Eijanaika (1981) de Shôhei Imamura

EijanaikaEn 1866 au Japon, le paysan Genji revient dans son village après une longue absence et découvre que sa femme a été vendue. Il part à sa recherche dans le quartier des plaisirs d’Edo (aujourd’hui Tokyo). Le Japon est alors dans une période troublée, à la veille d’un changement d’ère ; les fiefs de Satsuma et de Choshu complotent tous deux pour renverser le shogunat et agissent pour que le peuple des quartiers populaires et les paysans se révoltent… C’est grâce au grand succès de La vengeance est à moi que Shôhei Imamura a pu réaliser Eijanaika, une grande et coûteuse fresque historique qui se penche sur la fin de l’époque d’Edo, la fin des shoguns et des samouraïs (1). Imamura s’intéresse plus aux groupes qu’à des individus en particulier : le personnage principal n’est ni Genji, ni sa femme, mais plutôt le peuple de ce quartier populaire. Ainsi le film est un entrelacs de plusieurs petites histoires personnelles sur fond de grande histoire (le soulèvement populaire), ce qui le rend assez touffu dans ses apparences. Il y a beaucoup de complots, de manipulations, d’agissements par personne interposée et la situation est rendue encore plus complexe par le fait que certains agissent simultanément pour des parties opposées. Il est probablement impossible, surtout pour un spectateur occidental, de tout saisir avec une seule vision mais il suffit de se laisser porter la très grande vitalité du film. Eijanaika est en effet un film porteur d’une grande ardeur de vivre, de vigueur et de mouvement. Imamura réussit même à placer de bonnes doses d’humour ce qui est assez remarquable. Le fond de son propos est de montrer comment les couches les plus populaires de la société sont utilisées par les classes dirigeantes dans leurs luttes de pouvoir, organisant des soulèvements pour mieux les réprimer dès que la situation risque de devenir incontrôlable. La mise en scène est parfaitement maitrisée et les quelque 2h30 de film passent rapidement. Handicapé par la richesse de son scénario, Eijanaika n’a pas eu le succès qu’il mérite, ni au Japon, ni en Europe où il fut très peu distribué. C’est pourtant un film superbe.
Elle:
Lui : 5 étoiles

Acteurs: Kaori Momoi, Shigeru Izumiya, Ken Ogata, Shigeru Tsuyuguchi, Masao Kusakari
Voir la fiche du film et la filmographie de Shôhei Imamura sur le site IMDB.

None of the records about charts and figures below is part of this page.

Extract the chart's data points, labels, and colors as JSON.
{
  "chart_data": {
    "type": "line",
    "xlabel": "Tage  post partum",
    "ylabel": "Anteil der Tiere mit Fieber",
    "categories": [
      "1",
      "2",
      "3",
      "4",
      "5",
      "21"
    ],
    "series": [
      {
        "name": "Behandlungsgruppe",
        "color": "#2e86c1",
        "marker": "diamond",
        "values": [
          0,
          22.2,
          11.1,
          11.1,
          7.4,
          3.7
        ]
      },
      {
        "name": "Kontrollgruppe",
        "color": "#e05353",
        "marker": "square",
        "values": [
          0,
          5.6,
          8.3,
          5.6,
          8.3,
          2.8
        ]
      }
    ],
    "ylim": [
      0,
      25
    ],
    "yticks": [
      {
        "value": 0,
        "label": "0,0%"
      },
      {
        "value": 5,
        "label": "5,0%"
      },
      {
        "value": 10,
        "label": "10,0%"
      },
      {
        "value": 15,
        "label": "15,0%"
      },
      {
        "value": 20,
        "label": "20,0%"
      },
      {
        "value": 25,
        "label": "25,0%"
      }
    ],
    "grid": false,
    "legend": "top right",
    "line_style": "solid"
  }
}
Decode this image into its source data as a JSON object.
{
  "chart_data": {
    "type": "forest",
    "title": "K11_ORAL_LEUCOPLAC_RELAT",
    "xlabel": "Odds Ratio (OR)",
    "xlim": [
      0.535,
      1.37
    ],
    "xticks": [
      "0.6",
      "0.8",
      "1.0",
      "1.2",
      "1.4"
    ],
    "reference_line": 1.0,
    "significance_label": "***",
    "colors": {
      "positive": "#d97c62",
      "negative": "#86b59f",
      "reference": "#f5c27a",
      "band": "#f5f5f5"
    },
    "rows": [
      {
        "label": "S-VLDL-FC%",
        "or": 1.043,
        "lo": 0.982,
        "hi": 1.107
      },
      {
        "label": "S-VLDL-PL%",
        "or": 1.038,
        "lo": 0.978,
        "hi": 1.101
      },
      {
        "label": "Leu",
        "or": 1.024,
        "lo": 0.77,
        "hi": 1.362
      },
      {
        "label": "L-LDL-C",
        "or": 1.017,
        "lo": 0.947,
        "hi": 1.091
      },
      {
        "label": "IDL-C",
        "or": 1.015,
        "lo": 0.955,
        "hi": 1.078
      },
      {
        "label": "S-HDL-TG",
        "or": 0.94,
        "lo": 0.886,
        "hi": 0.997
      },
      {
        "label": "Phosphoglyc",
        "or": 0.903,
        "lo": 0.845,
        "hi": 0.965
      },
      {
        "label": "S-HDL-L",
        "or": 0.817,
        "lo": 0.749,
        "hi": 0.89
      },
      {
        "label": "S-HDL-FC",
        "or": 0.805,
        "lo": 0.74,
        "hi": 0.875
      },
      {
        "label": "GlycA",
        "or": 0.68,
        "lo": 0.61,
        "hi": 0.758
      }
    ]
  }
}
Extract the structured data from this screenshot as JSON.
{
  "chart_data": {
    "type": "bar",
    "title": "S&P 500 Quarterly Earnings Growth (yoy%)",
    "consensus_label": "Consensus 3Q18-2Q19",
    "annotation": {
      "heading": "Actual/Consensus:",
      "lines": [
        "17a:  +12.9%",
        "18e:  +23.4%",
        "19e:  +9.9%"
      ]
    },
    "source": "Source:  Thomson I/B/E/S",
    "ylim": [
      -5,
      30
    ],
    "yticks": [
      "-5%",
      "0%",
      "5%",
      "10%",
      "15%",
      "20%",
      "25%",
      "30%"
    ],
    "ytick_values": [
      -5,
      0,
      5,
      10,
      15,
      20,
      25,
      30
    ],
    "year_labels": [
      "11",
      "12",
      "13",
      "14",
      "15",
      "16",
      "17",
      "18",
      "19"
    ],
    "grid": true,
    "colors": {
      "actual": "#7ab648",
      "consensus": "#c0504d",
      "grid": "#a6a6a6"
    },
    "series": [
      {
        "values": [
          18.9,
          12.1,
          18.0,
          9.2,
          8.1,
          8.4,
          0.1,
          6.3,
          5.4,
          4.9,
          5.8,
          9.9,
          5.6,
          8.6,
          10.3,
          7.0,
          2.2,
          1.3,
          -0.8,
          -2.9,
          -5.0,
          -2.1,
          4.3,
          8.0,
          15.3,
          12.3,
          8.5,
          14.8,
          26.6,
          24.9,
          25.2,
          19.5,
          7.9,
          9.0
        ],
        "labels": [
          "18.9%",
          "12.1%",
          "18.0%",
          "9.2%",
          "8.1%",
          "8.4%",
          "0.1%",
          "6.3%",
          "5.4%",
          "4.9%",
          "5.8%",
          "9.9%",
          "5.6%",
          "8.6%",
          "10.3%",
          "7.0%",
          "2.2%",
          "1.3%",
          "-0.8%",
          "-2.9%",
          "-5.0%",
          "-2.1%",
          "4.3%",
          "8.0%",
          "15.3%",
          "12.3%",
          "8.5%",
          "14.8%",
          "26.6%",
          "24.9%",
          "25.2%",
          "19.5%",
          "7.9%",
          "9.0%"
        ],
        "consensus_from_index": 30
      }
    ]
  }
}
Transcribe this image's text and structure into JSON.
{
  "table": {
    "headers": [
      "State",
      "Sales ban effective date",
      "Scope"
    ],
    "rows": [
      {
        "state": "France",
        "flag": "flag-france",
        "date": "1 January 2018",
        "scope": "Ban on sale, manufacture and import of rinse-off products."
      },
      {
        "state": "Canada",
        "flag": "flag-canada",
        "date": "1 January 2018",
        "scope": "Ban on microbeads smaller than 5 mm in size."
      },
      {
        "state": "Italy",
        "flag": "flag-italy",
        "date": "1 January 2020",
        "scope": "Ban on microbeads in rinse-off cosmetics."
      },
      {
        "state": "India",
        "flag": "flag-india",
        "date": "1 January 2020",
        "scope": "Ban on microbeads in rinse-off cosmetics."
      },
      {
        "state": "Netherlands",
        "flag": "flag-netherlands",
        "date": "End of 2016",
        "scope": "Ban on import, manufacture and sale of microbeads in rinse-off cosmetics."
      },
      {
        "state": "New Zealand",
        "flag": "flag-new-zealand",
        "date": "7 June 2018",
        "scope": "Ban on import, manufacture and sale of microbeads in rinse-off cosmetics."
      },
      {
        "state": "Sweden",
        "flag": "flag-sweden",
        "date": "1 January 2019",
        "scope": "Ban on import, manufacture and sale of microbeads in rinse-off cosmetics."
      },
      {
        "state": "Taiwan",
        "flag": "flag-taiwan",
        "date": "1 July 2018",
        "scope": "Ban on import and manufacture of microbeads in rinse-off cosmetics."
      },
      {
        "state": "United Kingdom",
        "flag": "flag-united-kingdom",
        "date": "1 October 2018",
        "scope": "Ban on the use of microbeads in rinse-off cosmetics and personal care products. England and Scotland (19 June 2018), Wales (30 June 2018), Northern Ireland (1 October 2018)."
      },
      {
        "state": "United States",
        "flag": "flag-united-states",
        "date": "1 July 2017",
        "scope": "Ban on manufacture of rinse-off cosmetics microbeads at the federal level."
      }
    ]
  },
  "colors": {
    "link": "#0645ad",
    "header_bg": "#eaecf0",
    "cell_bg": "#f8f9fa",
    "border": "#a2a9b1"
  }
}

Voir les autres films de Shôhei Imamura chroniqués sur ce blog…

Remarque :
« Eijanaika » signifie « pourquoi pas », c’est le mot scandé lors de cette révolte.

(1) En 1867 débutera l’ère Meiji qui verra le Japon s’ouvrir vers le monde extérieur et se moderniser. Meiji sera l’empereur du Japon de 1867 jusqu’à sa mort en 1912.